Mohammad Abdullah, the managing director of the Tecom Media Cluster, said there are now more than 1,820 partners across the three centers. Occupancy levels in 2012 stood at 100 percent for Dubai Studio City, 93 percent for Media City and 70 percent at IMPZ, he said.
“We are noticing a demand from the west and even the east – China and India – to do film and TV productions in Dubai,” said Mr Abdullah.
Tecom’s media free zones attracted new business partners including Euronews, Ticketmaster and Getty Images. The 257 new registrations were offset by 170 firms and freelancers who left the zones, giving a net increase of 87 for last year.
Mr Abdullah said he sees growth in five key areas of the local media industry in 2013, including digital publishing, internet advertising and film and TV production.
But challenges include the development of local talent, a lack of funding and piracy, he said.
Amit Radia, the head of the Dubai-based printing firm Atlas Group, acknowledged his industry had been through difficult times. “The print industry has been through a major struggle over the past few years, especially with the recession,” he said.
Atlas Group has a specialist printing press at IMPZ, which produces 52 international newspapers on an “on demand” basis for clients including some of the region’s major airlines.
The company has access to more than 1,900 international titles, which it can print in newspaper format on the same day of publication as the country of origin, and sometimes even earlier depending on the time difference. “The Daily Mail is distributed in Dubai quicker than it is in the UK,” said Mr Radia.
Such advances in technology mean that print is still viable in the digital age, he added. “Print is actually, despite what people say, a huge business”.
But other challenges remain for the Middle East’s media industry.
Nathalie Habib, the executive producer at Blink Studios, said the Arab world relies too heavily on imported TV formats, while not creating enough original content of its own.
“Maybe, in the future, we can stop importing our content and start exporting it.
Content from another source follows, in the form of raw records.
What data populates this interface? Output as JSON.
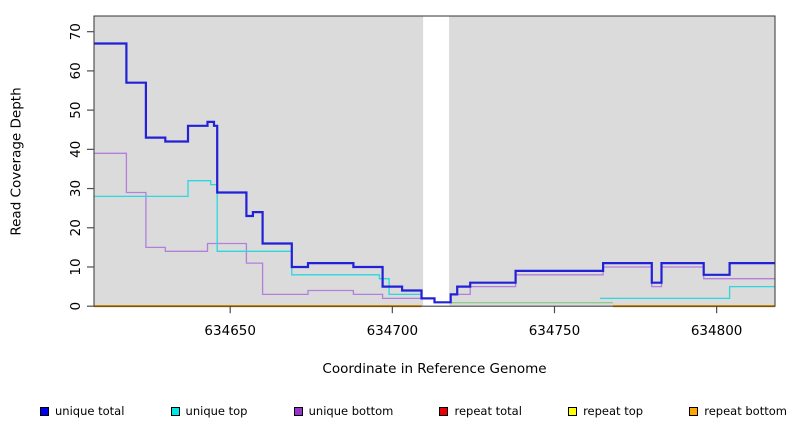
{
  "figure": {
    "page_background": "#FFFFFF"
  },
  "chart_data": {
    "type": "line",
    "step_style": "step-after",
    "title": "",
    "xlabel": "Coordinate in Reference Genome",
    "ylabel": "Read Coverage Depth",
    "xlim": [
      634608,
      634818
    ],
    "ylim": [
      0,
      74
    ],
    "xticks": [
      634650,
      634700,
      634750,
      634800
    ],
    "yticks": [
      0,
      10,
      20,
      30,
      40,
      50,
      60,
      70
    ],
    "plot_background": "#DBDBDB",
    "axis_color": "#333333",
    "tick_color": "#4D4D4D",
    "grid": "off",
    "legend_position": "bottom",
    "gap_band": {
      "x_start": 634709.5,
      "x_end": 634717.5,
      "color": "#FFFFFF",
      "note": "white vertical band interrupting all series except unique total"
    },
    "series": [
      {
        "name": "repeat total",
        "color": "#E60000",
        "line_width": 1.6,
        "hidden_under": "repeat bottom",
        "segments": [
          [
            [
              634608,
              0
            ],
            [
              634709,
              0
            ]
          ],
          [
            [
              634768,
              0
            ],
            [
              634818,
              0
            ]
          ]
        ]
      },
      {
        "name": "repeat top",
        "color": "#FFFF00",
        "line_width": 1.6,
        "hidden_under": "repeat bottom",
        "segments": [
          [
            [
              634608,
              0
            ],
            [
              634709,
              0
            ]
          ],
          [
            [
              634768,
              0
            ],
            [
              634818,
              0
            ]
          ]
        ]
      },
      {
        "name": "repeat bottom",
        "color": "#FFA500",
        "line_width": 2.2,
        "segments": [
          [
            [
              634608,
              0
            ],
            [
              634709,
              0
            ]
          ],
          [
            [
              634768,
              0
            ],
            [
              634818,
              0
            ]
          ]
        ]
      },
      {
        "name": "unlabeled green segment",
        "color": "#8FCC8F",
        "line_width": 1.3,
        "in_legend": false,
        "segments": [
          [
            [
              634718,
              0.9
            ],
            [
              634768,
              0.9
            ]
          ]
        ]
      },
      {
        "name": "unique bottom",
        "color": "#B27FDC",
        "line_width": 1.3,
        "segments": [
          [
            [
              634608,
              39
            ],
            [
              634618,
              29
            ],
            [
              634624,
              15
            ],
            [
              634630,
              14
            ],
            [
              634643,
              16
            ],
            [
              634655,
              11
            ],
            [
              634660,
              3
            ],
            [
              634674,
              4
            ],
            [
              634688,
              3
            ],
            [
              634697,
              2
            ],
            [
              634709,
              2
            ]
          ],
          [
            [
              634718,
              3
            ],
            [
              634724,
              5
            ],
            [
              634738,
              8
            ],
            [
              634765,
              10
            ],
            [
              634780,
              5
            ],
            [
              634783,
              10
            ],
            [
              634796,
              7
            ],
            [
              634818,
              7
            ]
          ]
        ]
      },
      {
        "name": "unique top",
        "color": "#2BD8E0",
        "line_width": 1.3,
        "segments": [
          [
            [
              634608,
              28
            ],
            [
              634637,
              32
            ],
            [
              634644,
              31
            ],
            [
              634646,
              14
            ],
            [
              634657,
              14
            ],
            [
              634669,
              8
            ],
            [
              634696,
              7
            ],
            [
              634699,
              3
            ],
            [
              634709,
              3
            ]
          ],
          [
            [
              634764,
              2
            ],
            [
              634804,
              5
            ],
            [
              634818,
              5
            ]
          ]
        ]
      },
      {
        "name": "unique total",
        "color": "#2121D7",
        "line_width": 2.2,
        "segments": [
          [
            [
              634608,
              67
            ],
            [
              634618,
              57
            ],
            [
              634624,
              43
            ],
            [
              634630,
              42
            ],
            [
              634637,
              46
            ],
            [
              634643,
              47
            ],
            [
              634645,
              46
            ],
            [
              634646,
              29
            ],
            [
              634655,
              23
            ],
            [
              634657,
              24
            ],
            [
              634660,
              16
            ],
            [
              634669,
              10
            ],
            [
              634674,
              11
            ],
            [
              634688,
              10
            ],
            [
              634697,
              5
            ],
            [
              634703,
              4
            ],
            [
              634709,
              2
            ],
            [
              634713,
              1
            ],
            [
              634718,
              3
            ],
            [
              634720,
              5
            ],
            [
              634724,
              6
            ],
            [
              634738,
              9
            ],
            [
              634765,
              11
            ],
            [
              634780,
              6
            ],
            [
              634783,
              11
            ],
            [
              634796,
              8
            ],
            [
              634804,
              11
            ],
            [
              634818,
              11
            ]
          ]
        ]
      }
    ],
    "legend": [
      {
        "label": "unique total",
        "color": "#0000EE"
      },
      {
        "label": "unique top",
        "color": "#00E5E5"
      },
      {
        "label": "unique bottom",
        "color": "#9A32CD"
      },
      {
        "label": "repeat total",
        "color": "#E60000"
      },
      {
        "label": "repeat top",
        "color": "#FFFF00"
      },
      {
        "label": "repeat bottom",
        "color": "#FFA500"
      }
    ]
  }
}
We always have to imitate – why?,” she said. “We import from other parts of the world and we adapt formats. Animation studios are struggling, production studios are struggling… Content can bring a lot of money into the region.”
Other media zones in the wider information and communications technology (ICT) sector also reported more business registrations last year.
Malek al-Malek, the managing director of Dubai Internet City (DIC) and Dubai Outsource Zone, said DIC saw 175 new registrations over the last year. These included the social media giants Facebook and LinkedIn, which both set up offices in Dubai during 2012. “We’ve been seeing a growth in ICT of an average of 15 percent annually,” said Mr al-Malek.
Jean-Marc Paufique, chief operating officer at the business website Zawya, said he saw “very healthy trends” in the Middle East and North Africa’s media industry.
“Revenues for the media are growing faster than the economy. And online is growing much faster than the rest,” he said. “There is a strong need for good quality local content”.
But despite the rising advertising revenues, not all media companies are making money.
Mazen Hayek, the official spokesman and group director of public relations and commercial at MBC Group, said the overall media industry was not profitable.
“The media and entertainment industry in this part of the world loses money,” said Mr Hayek.
MBC is “among the very few media conglomerates who are cash-flow positive”, Mr Hayek said. MBC Group is behind television channels including MBC1 and the Al Arabiya news station, as well as english.alarabiya.net.
Mr Hayek argued that, while there are more than 650 TV stations in the region, the top 50 attract between 90 and 95 per cent of the revenues.
“You have more than 600 channels that are struggling for 5 percent of market share. So these are probably 600 channels that no one watches and no one advertises on. This is a region that can barely sustain more than 50 channels,” said Mr Hayek.
Mr Hayek, Mr al-Malek and Mr Paufique were speaking at a conference in Dubai organized by the London Business School.